New scrape process

February 22, 2020

The script below takes advantage of a file populated with URLs as input (/path/to/domains.txt), replacing the $line with a URL one at a time from the said file. The first $line names the destination folder where downloads are saved, while the second instance queries the wayback machine for data.

URLs are read by a loop via an input file (input.file). The loop starts a shell built-in, while read -r line, referencing each URL in the input file. The loop then runs wayback_machine_downloader … $line” command in the background against the URL input file. The final line done < input.file provides the file to the loop. The tee command logs the stdout to a text file for any post evaluation while allowing stdout to simultaneously display on screen.

while read -r line
wayback_machine_downloader -s -d "$line"_IA -t2001 -c3 --only "/\.(hqx|sit|sitx|dd|pkg|bin|sea|cpt)$/i" "$line"
done < input.file | tee -a log.txt

You can copy the commented script below and save it to a file as name_of_bash_script.sh file. After saving it be sure to run chmod +x name_of_bash_script.sh against it so that it can execute correctly. In the example below the -l flag is on which only lists file urls in a JSON format with the archived timestamps — it won’t download anything. The | tee -a log.txt was added to the tail of the command in the example script below so that the stdout is saved to a log.txt file.

Using the -l and piping the results to a text file is useful when a list of URLs is garnered through a database with information on Who.is domain name registration, hosting information and IP address information. Sites like pentest-tools.com or spyse.com can provide many URLs to scrape and it might be worth examining the output before committing. Existing compiled lists of URLs, that are preferably several years old, or a simple list found on github, can provide insights and potential targets to issue a wayback_machine_downloader scrape.

# This script will use a file populated with a list of URLs as an input file and replace the $line with a URL.

# The file filled with URLs in this case is being read by the loop below, via input.file.

while read -r line

# The loop starts with while read -r line  In this case, line will refer to each line (a URL) in your file.
# The loop then runs wayback_machine_downloader ... "$line", which means it's running the command against the URL line from your file.

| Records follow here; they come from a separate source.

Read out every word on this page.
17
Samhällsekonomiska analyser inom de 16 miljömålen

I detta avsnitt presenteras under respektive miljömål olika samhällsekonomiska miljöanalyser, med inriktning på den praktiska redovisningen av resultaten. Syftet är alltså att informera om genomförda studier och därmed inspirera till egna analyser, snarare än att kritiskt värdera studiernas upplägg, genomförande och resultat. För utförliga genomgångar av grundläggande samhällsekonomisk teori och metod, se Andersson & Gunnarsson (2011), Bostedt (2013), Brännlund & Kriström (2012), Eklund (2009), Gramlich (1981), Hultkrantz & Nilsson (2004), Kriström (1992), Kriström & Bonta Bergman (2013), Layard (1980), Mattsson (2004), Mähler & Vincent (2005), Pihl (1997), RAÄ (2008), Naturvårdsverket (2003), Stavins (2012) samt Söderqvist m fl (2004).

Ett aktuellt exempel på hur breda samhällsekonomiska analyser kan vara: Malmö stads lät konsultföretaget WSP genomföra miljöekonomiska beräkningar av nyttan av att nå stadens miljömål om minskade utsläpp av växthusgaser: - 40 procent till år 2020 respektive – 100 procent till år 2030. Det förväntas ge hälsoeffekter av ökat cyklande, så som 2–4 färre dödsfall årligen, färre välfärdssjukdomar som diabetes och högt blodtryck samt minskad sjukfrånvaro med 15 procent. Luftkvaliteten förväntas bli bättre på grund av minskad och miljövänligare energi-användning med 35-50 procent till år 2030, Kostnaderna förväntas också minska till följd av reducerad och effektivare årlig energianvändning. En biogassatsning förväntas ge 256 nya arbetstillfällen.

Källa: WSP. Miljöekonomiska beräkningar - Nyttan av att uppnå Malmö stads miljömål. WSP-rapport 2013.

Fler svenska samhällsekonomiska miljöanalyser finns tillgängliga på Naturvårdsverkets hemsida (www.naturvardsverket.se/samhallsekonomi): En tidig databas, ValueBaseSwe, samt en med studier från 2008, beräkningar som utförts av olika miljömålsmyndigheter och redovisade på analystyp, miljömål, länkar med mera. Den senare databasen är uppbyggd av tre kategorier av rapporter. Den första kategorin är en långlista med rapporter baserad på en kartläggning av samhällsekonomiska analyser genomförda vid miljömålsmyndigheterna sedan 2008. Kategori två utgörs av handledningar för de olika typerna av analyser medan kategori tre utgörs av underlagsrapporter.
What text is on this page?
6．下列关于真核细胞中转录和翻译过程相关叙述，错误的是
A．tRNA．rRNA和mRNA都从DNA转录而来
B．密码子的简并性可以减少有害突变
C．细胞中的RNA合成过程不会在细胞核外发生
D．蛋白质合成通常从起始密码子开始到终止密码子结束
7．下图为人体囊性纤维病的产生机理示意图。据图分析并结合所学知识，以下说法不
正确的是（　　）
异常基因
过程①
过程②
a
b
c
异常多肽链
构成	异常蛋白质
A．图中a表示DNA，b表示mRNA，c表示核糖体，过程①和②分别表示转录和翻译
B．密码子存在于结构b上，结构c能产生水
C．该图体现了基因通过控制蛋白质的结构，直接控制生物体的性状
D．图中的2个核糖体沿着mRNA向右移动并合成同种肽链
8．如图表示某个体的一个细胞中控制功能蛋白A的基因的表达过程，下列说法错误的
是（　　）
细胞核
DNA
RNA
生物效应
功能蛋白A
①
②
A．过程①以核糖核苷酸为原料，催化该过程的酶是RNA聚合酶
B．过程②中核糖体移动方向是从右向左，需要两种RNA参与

    wayback_machine_downloader -l -s -d "$line"_IA -c6 --only "/\.(pkg|as|hqx|cpt|bin|sea|sit|sitx|dd|pit)$/i" "$line"
done < /path/to/domains.txt | tee -a log.txt

# add the pipe tee command to the tail if you want a log file
# | tee -a log.txt

# The final line done < input.file is what's providing your file to the loop. You can replace input.file with the actual name of your file.

# After a download concludes, disclose the contents of the downloaded website and follow-up by selecting the disclosed folders and disclose once more. Then connect to local FTP and create a new folder in a destination directory. Finally, drag and drop only the contents of the last disclosed folders and move those into the new folder that was created — this is the destination folder. Moving the files through FTP will auto merge. You can also consider using Duplicate Detective app to remove duplicates and then use Find Empty Folders app to trash any empty folders.